Originally Posted by Nansense
I feel like we have high expectations and thus the constant correcting. So how can you have high expectations and NOT be a nag?
A few of you mentioned going outside - we do a walk, bike ride almost every day. It is more of a headache than a pleasure. "Stay on the edge" "Stay near me" "Don't get too far ahead" etc.... I'm constantly shouting out directions and it's not relaxing. Yesterday, I took bike rides away for a week because they got so far ahead I couldn't see them. So we did a walk today and it was all complaining - it was all I could do to not turn around because they need it.
I know this thread is getting looooong, but this caught my eye and I didn't see it addressed elsewhere.
We live in the city, and so riding bikes/trikes safety is REALLY important. If DS (age 3.5 now) keeps riding into the intersection, he could get killed, but it's fun to ride your trike to the park, and it's good exercise. So I pick my battle: Safety. Not perfection. Safety. And do as much in advance as possible so the expectations are high.
So, before we go out the door, helmet is on or we don't leave. Then we have a talk. "When Mommy says Red Light, you stop. When Mommy says Green Light, you can go." (And at this age we've added in yellow light.) Before we go out the door, he has to tell me what Red Light and Green Light mean. I ask him if, when mommy says Red Light, if that means stop RIGHT AWAY, or keep going a little bit and then stop. He's gotta get that answer right before we go out the door. And then one more question: "What happens if mommy says Red Light and you don't stop RIGHT AWAY?" Answer: "Mommy takes the tricycle away."
Once the expectations are set up and clear, we can finally step outside and have fun! Yep, he's had the trike taken away on many occasions. But when he does stop, I praise him for listening well and stopping right away. Red Light keeps him from getting too far ahead of me, so there are usually 4 or 5 Red Lights per block--it's not just reserved for the intersection or driveways. And he thinks it's a fun game to play. But a Red Light is a Red Light: if he doesn't stop right away, it doesn't matter what the excuse was (claiming he couldn't hear me, or that the sidewalk was sloping downward, or that there weren't any cars in that particular driveway or whatever), I take the trike.
The other really important thing is that the consequence is that it's spelled out in advance, and I follow through with it, but it's not excessive. I don't take the trike for a whole week: he's only 3, and a week is a VERY long time when you are 3! Plus, how can he practice following the rules if you he so infrequently gets the chance to practice? Nor does he lose our fun time at the park. The infraction was about the trike, and the trike only.

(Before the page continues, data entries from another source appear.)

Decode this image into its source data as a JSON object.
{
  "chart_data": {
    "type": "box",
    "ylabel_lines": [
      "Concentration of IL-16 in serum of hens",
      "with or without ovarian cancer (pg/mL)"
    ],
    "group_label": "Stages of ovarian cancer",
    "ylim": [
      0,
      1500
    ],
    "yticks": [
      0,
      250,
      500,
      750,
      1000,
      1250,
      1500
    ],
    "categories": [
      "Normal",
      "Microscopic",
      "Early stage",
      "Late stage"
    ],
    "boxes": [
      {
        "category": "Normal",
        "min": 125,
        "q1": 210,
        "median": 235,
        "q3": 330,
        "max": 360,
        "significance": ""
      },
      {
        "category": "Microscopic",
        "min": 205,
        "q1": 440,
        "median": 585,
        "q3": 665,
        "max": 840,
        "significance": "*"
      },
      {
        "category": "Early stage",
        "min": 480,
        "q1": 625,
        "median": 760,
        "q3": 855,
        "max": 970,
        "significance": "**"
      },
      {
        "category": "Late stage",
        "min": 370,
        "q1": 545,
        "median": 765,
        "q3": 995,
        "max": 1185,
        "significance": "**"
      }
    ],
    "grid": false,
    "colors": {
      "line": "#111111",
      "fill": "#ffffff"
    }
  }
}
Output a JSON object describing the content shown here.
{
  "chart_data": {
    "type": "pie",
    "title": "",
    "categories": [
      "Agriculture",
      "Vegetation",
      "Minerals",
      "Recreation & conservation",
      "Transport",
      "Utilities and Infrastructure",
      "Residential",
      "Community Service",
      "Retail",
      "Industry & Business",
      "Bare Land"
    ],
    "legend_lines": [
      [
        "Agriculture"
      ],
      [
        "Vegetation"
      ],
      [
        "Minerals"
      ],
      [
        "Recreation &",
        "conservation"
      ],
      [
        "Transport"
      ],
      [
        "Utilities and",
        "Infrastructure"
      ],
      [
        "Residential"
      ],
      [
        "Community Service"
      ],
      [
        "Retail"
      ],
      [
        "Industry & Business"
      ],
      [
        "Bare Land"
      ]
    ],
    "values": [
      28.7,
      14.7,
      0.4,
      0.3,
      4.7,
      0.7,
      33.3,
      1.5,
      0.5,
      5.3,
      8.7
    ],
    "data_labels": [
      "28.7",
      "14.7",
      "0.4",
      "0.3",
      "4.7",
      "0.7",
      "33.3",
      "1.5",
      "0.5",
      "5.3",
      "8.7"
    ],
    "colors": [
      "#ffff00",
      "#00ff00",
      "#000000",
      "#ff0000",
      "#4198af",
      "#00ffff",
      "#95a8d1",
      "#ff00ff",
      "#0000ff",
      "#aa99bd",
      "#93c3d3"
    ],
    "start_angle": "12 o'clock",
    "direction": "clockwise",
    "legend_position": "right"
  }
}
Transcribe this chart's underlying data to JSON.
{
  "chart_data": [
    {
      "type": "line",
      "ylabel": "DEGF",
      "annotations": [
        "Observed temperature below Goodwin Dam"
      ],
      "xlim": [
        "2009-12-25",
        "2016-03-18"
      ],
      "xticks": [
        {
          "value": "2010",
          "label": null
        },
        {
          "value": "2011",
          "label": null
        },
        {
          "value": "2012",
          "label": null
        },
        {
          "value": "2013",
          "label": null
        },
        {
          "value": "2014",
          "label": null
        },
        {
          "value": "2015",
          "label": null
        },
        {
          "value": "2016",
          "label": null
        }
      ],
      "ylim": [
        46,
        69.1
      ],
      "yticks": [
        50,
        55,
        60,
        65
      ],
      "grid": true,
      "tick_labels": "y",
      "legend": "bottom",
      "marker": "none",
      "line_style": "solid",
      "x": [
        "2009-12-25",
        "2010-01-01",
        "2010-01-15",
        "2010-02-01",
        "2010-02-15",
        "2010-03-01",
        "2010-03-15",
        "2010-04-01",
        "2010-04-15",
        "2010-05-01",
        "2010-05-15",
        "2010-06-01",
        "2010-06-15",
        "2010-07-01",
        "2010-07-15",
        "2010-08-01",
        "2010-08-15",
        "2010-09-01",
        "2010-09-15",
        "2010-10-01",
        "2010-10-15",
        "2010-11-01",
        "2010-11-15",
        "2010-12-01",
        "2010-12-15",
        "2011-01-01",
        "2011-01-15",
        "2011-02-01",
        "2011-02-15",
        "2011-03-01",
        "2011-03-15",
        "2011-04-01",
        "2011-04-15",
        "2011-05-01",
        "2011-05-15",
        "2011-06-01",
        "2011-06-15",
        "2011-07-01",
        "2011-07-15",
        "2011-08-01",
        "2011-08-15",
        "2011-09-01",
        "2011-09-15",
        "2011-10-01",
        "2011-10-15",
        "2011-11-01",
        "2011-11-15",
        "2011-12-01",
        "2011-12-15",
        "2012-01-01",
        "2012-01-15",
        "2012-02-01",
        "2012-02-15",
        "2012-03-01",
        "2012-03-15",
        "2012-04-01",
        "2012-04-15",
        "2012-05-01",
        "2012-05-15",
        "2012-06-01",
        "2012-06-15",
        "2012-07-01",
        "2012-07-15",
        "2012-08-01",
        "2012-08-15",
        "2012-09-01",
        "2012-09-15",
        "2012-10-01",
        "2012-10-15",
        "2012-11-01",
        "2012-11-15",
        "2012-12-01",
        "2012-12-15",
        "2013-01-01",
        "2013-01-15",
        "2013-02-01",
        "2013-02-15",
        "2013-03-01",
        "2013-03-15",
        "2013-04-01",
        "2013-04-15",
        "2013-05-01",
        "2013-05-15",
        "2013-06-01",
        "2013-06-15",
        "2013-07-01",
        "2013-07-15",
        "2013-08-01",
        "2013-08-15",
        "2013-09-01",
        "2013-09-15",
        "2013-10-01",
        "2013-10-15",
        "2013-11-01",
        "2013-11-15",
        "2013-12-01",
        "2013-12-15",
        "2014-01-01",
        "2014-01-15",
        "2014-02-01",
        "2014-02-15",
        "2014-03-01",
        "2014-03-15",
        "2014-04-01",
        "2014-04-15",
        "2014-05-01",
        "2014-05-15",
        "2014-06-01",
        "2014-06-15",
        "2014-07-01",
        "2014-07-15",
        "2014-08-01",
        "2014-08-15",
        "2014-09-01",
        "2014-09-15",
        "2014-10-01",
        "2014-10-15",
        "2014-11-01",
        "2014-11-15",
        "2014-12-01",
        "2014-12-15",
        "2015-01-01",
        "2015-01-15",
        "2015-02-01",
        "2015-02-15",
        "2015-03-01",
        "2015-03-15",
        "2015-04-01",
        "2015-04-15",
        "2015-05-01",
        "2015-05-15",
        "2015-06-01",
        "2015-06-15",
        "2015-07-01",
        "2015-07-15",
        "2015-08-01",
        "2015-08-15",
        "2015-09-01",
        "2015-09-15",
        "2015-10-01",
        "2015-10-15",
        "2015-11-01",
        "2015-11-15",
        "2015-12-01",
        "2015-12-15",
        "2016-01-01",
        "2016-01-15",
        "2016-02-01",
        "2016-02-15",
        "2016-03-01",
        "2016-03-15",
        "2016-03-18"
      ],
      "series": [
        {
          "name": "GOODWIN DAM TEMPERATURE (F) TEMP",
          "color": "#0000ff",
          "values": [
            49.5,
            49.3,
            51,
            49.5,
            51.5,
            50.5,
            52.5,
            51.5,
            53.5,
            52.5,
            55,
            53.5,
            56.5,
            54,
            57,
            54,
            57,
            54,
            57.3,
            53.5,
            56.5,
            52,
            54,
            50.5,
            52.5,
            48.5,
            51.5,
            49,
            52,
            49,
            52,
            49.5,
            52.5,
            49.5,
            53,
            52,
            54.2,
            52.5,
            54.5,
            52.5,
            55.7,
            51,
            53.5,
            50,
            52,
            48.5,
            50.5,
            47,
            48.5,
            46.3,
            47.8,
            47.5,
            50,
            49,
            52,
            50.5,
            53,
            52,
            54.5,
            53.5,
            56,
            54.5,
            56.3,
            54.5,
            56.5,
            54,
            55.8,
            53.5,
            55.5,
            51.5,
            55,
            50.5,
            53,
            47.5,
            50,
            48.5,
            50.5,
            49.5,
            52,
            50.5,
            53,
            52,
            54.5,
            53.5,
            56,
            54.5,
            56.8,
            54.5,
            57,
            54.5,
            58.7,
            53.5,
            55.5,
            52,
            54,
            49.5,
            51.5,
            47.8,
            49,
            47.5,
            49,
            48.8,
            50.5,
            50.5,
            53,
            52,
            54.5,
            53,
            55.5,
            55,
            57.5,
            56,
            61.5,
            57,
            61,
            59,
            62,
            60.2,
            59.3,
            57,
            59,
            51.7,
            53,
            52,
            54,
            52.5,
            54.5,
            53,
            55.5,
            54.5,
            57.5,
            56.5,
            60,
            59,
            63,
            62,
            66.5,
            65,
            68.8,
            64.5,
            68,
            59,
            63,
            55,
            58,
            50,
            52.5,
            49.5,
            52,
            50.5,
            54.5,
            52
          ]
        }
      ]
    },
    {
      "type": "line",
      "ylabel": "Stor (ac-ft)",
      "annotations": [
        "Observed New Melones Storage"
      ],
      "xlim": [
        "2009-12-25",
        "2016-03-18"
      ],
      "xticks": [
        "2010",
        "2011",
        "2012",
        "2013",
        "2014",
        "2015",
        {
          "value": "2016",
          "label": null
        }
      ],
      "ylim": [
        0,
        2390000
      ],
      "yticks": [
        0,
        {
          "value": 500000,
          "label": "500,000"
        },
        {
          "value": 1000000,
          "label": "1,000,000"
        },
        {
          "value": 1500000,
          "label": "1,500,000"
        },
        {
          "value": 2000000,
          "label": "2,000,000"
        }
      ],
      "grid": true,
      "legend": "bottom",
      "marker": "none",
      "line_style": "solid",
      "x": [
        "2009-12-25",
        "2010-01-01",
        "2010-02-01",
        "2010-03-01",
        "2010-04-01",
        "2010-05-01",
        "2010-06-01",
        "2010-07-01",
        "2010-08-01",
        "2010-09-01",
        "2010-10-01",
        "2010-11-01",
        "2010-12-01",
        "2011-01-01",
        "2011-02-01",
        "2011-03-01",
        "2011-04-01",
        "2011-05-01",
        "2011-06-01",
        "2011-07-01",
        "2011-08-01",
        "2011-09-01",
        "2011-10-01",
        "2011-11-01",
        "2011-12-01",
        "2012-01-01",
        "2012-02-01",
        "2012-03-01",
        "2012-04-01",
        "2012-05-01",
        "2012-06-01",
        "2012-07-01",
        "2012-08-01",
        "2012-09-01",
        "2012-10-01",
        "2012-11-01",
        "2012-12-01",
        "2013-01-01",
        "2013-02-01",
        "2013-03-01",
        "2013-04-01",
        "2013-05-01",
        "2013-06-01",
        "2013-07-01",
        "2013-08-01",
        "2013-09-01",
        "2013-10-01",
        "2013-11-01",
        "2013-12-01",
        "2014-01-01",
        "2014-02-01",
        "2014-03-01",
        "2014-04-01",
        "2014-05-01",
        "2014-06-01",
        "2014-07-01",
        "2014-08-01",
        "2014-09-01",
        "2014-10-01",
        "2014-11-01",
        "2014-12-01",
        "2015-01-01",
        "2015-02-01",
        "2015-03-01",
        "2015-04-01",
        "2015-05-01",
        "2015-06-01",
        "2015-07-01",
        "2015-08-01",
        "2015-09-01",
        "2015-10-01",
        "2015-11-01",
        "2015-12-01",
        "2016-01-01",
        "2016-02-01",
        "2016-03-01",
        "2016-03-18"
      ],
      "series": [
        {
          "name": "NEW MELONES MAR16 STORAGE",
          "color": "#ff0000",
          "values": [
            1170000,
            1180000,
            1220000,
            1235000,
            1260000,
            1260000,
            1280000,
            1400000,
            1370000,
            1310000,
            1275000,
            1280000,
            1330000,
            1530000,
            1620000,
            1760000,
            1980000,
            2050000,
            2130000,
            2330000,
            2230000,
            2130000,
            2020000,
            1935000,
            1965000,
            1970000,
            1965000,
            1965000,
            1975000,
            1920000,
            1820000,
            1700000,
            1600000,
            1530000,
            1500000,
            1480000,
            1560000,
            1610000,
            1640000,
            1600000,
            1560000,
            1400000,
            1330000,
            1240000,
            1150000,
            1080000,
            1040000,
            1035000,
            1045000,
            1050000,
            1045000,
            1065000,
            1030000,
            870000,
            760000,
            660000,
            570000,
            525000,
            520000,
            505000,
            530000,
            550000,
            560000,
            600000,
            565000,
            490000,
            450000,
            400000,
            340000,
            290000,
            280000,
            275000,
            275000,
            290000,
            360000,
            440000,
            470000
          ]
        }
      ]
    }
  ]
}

We finish going to the park, but I carry the trike. And I carry it back. The next time he wants to ride his trike to the park, be that tomorrow or a few days from now, we start over from the very beginning. He has to wear his helmet. We review the rules about Red Light and Green Light. He has to tell me whether he has to stop RIGHT AWAY or if he can keep going a little bit and then stop. He tells me what happens if he doesn't stop RIGHT AWAY. And only then do we step out the door.
If he makes it 90% of the way to the park before losing the trike, I still praise him for having listened so well for so long, but yep, the trike is taken away, and we walk the rest of the way. Recognize that at age 3 it's really hard to focus on following the rules for soooooo long, and absolutely give your kid credit for doing such a great job. But getting excited because you see the park and then getting yourself killed is not gonna cut it--thus, mommy takes the trike away, and we walk the rest of the way to the park and back.
We've made it all the way TO the park quite a few times; I don't think we've ever made it all the way there AND back home. LOL! But you know what? DS is learning how to meet some very high expectations for his behavior, and we are very proud of him for that. Other people who see him triking along the sidewalk are always impressed how well he's listening too, and generally also give him some kudos for being such a big boy and being so safe and listening to Mommy. So I think following very strict rules can be taught, but you do have to realize that it is a process that requires a high degree of self-control, persistence, and practice! Like any new skill, your kids aren't going to be perfect at it the first time around, but with continued practice, they can learn. And cheer them along in the process, because these skills that we take for granted really are not easy skills to learn.